# Release Notes for iCUE 4.31.168



## CORSAIR_Marcus (6. Dezember 2022)

Hallo zusammen,

Hier könnt ihr die aktuellen Release Notes von iCUE einsehen inkl. download.

*Version 4.31.168

Software Enhancements*


NVIDIA GeForce RTX 4000 series cards have been added for NVIDIA Broadcast support
Resolved an issue with Murals not applying lighting across all RGB fans
*HID Product Enhancements*


Customizing the EQ Switch has been improved by removing the pop-up window that appeared separately from all of the other controls
Resolved an issue with the inability to scroll in certain panels for iCUE NEXUS
*DIY Product Enhancements*


We are aware of an issue with certain AMD platforms causing DDR5 memory detection issues, especially after a Thunderbolt driver update.
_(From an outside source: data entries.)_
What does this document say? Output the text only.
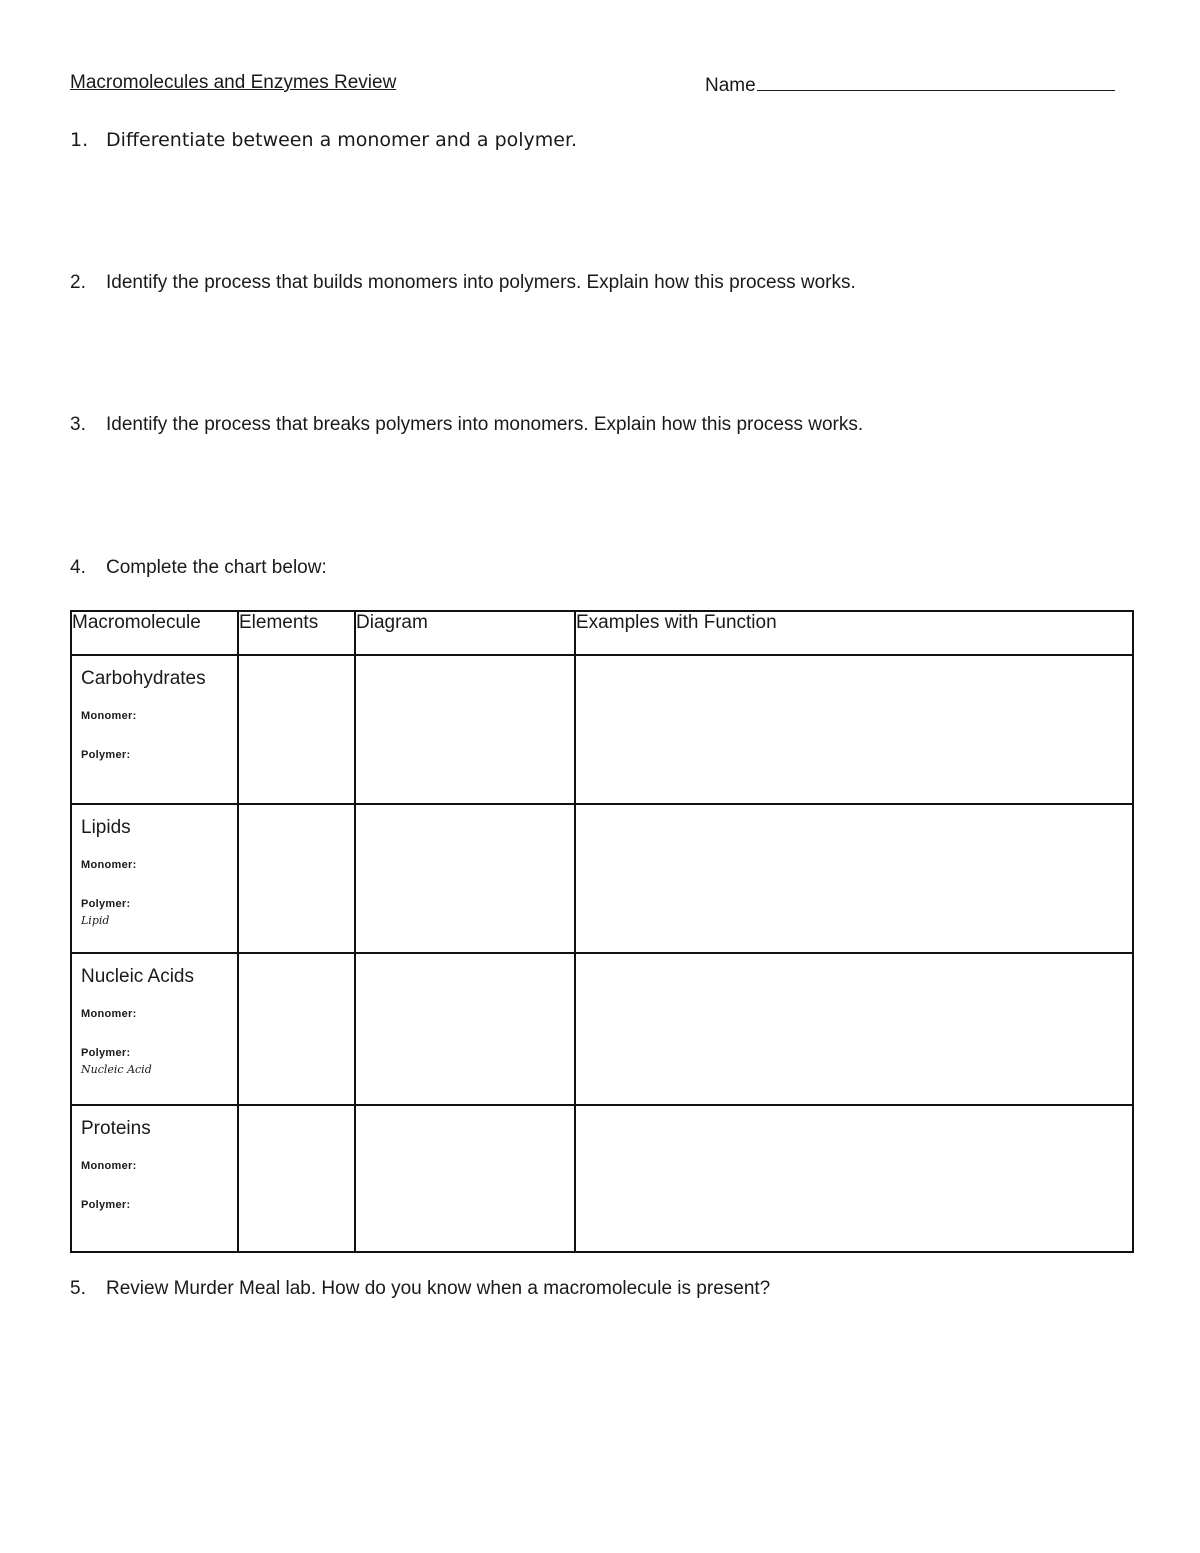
Macromolecules and Enzymes Review	Name
1. Differentiate between a monomer and a polymer.
2. Identify the process that builds monomers into polymers. Explain how this process works.
3. Identify the process that breaks polymers into monomers. Explain how this process works.
4. Complete the chart below:
Macromolecule	Elements	Diagram	Examples with Function

Carbohydrates
Monomer:
Polymer:			

Lipids
Monomer:
Polymer:
Lipid			

Nucleic Acids
Monomer:
Polymer:
Nucleic Acid			

Proteins
Monomer:
Polymer:			

5. Review Murder Meal lab. How do you know when a macromolecule is present?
There is a short-term implementation in this version of iCUE that will resolve the problem but introduces a slight delay of 30 seconds for the memory to appear in iCUE. A more efficient solution will be implemented in the next update and we apologize for the inconvenience.
Improved the editing of the timer for Elite LCD’s gallery feature
Commander Core XT preset fan curves have been for less overall noise
PSU sensors on the Dashboard for HXi will no longer appear in random order
Resolved a hardware lighting issue for all Vengeance RGB memory


----------